Благословенна осень в Ереване! Тихие солнечные дни, изобилие фруктов, какого давно уже не было...

Пожалуй, единственный человек в Ереване, кто проводил целые дни взаперти, развалившись в кресле, был Срапион Патрикян. В этой позе нашли его Агаси и Саша, когда однажды вечером пришли навестить его. Они очень подружились за последнее время.

Патрикян молча слушал Сашу, только что приехавшего из Тифлиса.
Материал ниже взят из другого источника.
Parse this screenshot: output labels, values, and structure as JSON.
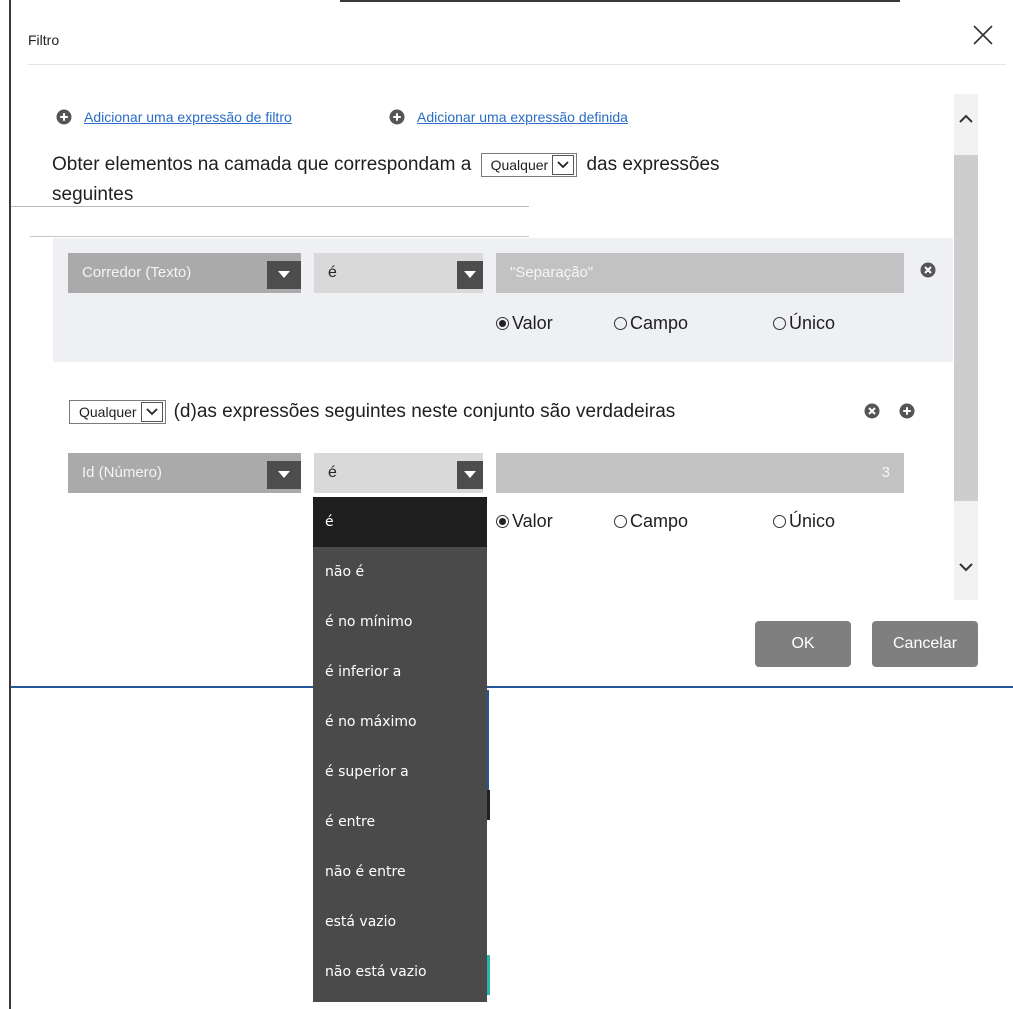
{
  "dialog": {
    "title": "Filtro"
  },
  "actions": {
    "add_filter_expression": "Adicionar uma expressão de filtro",
    "add_set_expression": "Adicionar uma expressão definida"
  },
  "intro": {
    "before": "Obter elementos na camada que correspondam a",
    "match_select": "Qualquer",
    "after": "das expressões",
    "line2": "seguintes"
  },
  "expression1": {
    "field": "Corredor (Texto)",
    "operator": "é",
    "value": "\"Separação\"",
    "value_type_options": [
      "Valor",
      "Campo",
      "Único"
    ],
    "value_type_selected": "Valor"
  },
  "set": {
    "match_select": "Qualquer",
    "text": "(d)as expressões seguintes neste conjunto são verdadeiras"
  },
  "expression2": {
    "field": "Id (Número)",
    "operator": "é",
    "value": "3",
    "value_type_options": [
      "Valor",
      "Campo",
      "Único"
    ],
    "value_type_selected": "Valor"
  },
  "operator_dropdown": {
    "options": [
      "é",
      "não é",
      "é no mínimo",
      "é inferior a",
      "é no máximo",
      "é superior a",
      "é entre",
      "não é entre",
      "está vazio",
      "não está vazio"
    ],
    "selected_index": 0
  },
  "buttons": {
    "ok": "OK",
    "cancel": "Cancelar"
  },
  "colors": {
    "link": "#2a6cc6",
    "button": "#7f7f7f",
    "dropdown_bg": "#4a4a4a",
    "dropdown_selected": "#1e1e1e",
    "accent_rule": "#25569b"
  },
  "icons": {
    "add": "plus-circle-icon",
    "remove": "x-circle-icon",
    "close": "close-icon",
    "scroll_up": "chevron-up-icon",
    "scroll_down": "chevron-down-icon",
    "select_arrow": "caret-down-icon"
  }
}
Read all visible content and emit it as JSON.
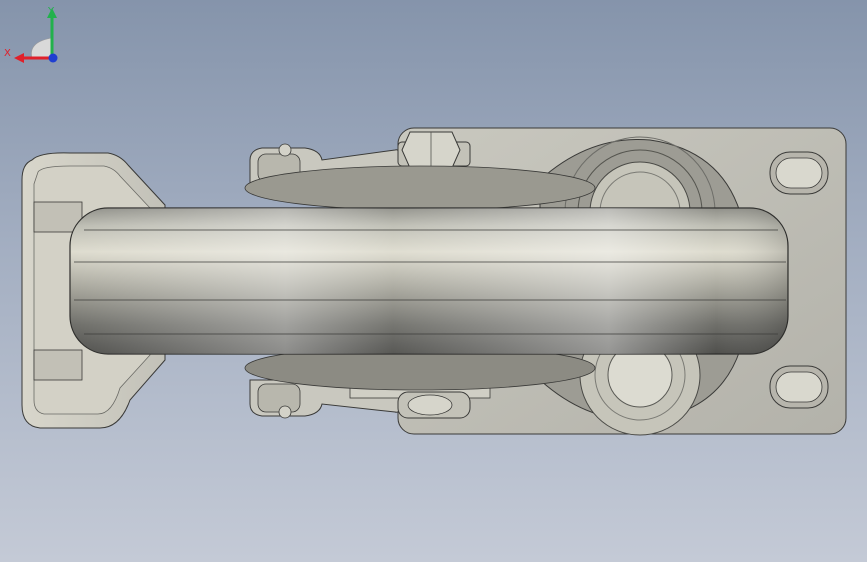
{
  "viewport": {
    "model_name": "caster-wheel-top-view",
    "background_gradient": [
      "#8594ab",
      "#c4cad6"
    ]
  },
  "triad": {
    "x_label": "X",
    "y_label": "Y",
    "x_color": "#e0202a",
    "y_color": "#22b14c",
    "z_color": "#1f3fd1",
    "icon": "coordinate-triad-icon"
  }
}
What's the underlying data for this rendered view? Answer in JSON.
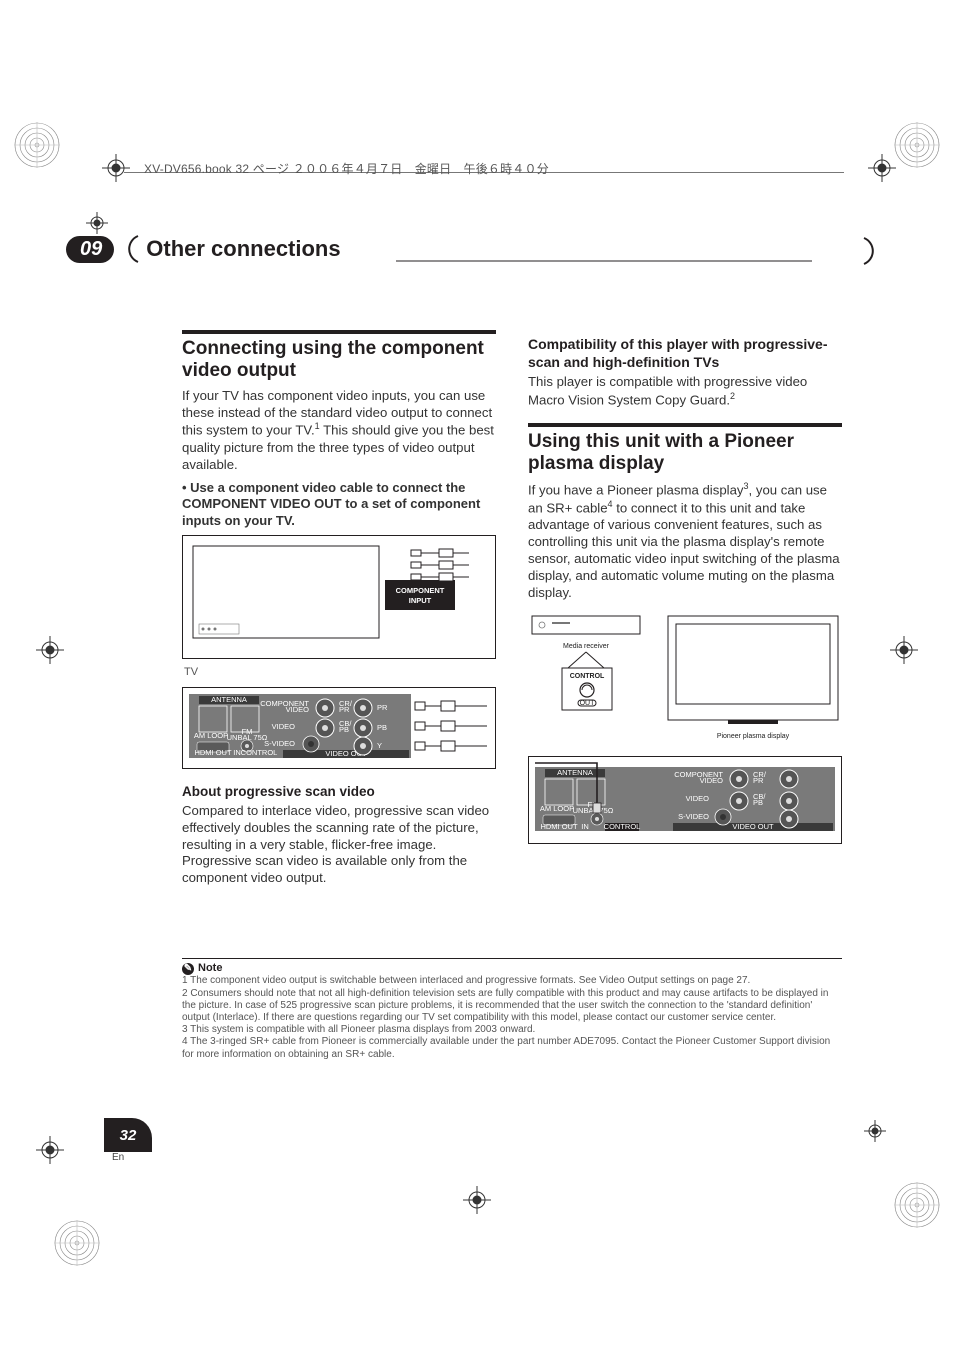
{
  "header": {
    "book_line": "XV-DV656.book  32 ページ  ２００６年４月７日　金曜日　午後６時４０分"
  },
  "section": {
    "number": "09",
    "title": "Other connections"
  },
  "left": {
    "h_connecting": "Connecting using the component video output",
    "p1_a": "If your TV has component video inputs, you can use these instead of the standard video output to connect this system to your TV.",
    "p1_sup": "1",
    "p1_b": " This should give you the best quality picture from the three types of video output available.",
    "bullet": "•   Use a component video cable to connect the COMPONENT VIDEO OUT to a set of component inputs on your TV.",
    "fig_tv_label": "TV",
    "fig_comp_input": "COMPONENT INPUT",
    "h_about": "About progressive scan video",
    "p2": "Compared to interlace video, progressive scan video effectively doubles the scanning rate of the picture, resulting in a very stable, flicker-free image. Progressive scan video is available only from the component video output.",
    "panel": {
      "antenna": "ANTENNA",
      "am_loop": "AM LOOP",
      "fm": "FM UNBAL 75Ω",
      "hdmi_out": "HDMI OUT",
      "in": "IN",
      "control": "CONTROL",
      "component": "COMPONENT VIDEO",
      "video": "VIDEO",
      "svideo": "S-VIDEO",
      "video_out": "VIDEO  OUT",
      "cr": "CR/ PR",
      "cb": "CB/ PB",
      "y": "Y"
    }
  },
  "right": {
    "h_compat": "Compatibility of this player with progressive-scan and high-definition TVs",
    "p_compat_a": "This player is compatible with progressive video Macro Vision System Copy Guard.",
    "p_compat_sup": "2",
    "h_pioneer": "Using this unit with a Pioneer plasma display",
    "p_pioneer_a": "If you have a Pioneer plasma display",
    "p_pioneer_sup3": "3",
    "p_pioneer_b": ", you can use an SR+ cable",
    "p_pioneer_sup4": "4",
    "p_pioneer_c": " to connect it to this unit and take advantage of various convenient features, such as controlling this unit via the plasma display's remote sensor, automatic video input switching of the plasma display, and automatic volume muting on the plasma display.",
    "fig_media": "Media receiver",
    "fig_plasma": "Pioneer plasma display",
    "fig_control": "CONTROL",
    "fig_out": "OUT"
  },
  "notes": {
    "title": "Note",
    "n1": "1 The component video output is switchable between interlaced and progressive formats. See Video Output settings on page 27.",
    "n2": "2 Consumers should note that not all high-definition television sets are fully compatible with this product and may cause artifacts to be displayed in the picture. In case of 525 progressive scan picture problems, it is recommended that the user switch the connection to the 'standard definition' output (Interlace). If there are questions regarding our TV set compatibility with this model, please contact our customer service center.",
    "n3": "3 This system is compatible with all Pioneer plasma displays from 2003 onward.",
    "n4": "4 The 3-ringed SR+ cable from Pioneer is commercially available under the part number ADE7095. Contact the Pioneer Customer Support division for more information on obtaining an SR+ cable."
  },
  "page": {
    "num": "32",
    "lang": "En"
  }
}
В коридоре раздались гулкие шаги. Хлопнув дверью, ворвался в комнату Махмурян. Едва поздоровавшись, он заговорил возбужденно:

— Переворот близок, а мы тут зарылись, как кроты в нору, не знаем, что творится на земле... Налицо все факторы, все факторы, — он резко взмахнул рукой, — и объективные и субъективные, внутренние и внешние, морально-политические, экономические и культурные, все говорит об одном... Другого выхода из этого кризиса нет...

Патрикян слушал его задумчиво.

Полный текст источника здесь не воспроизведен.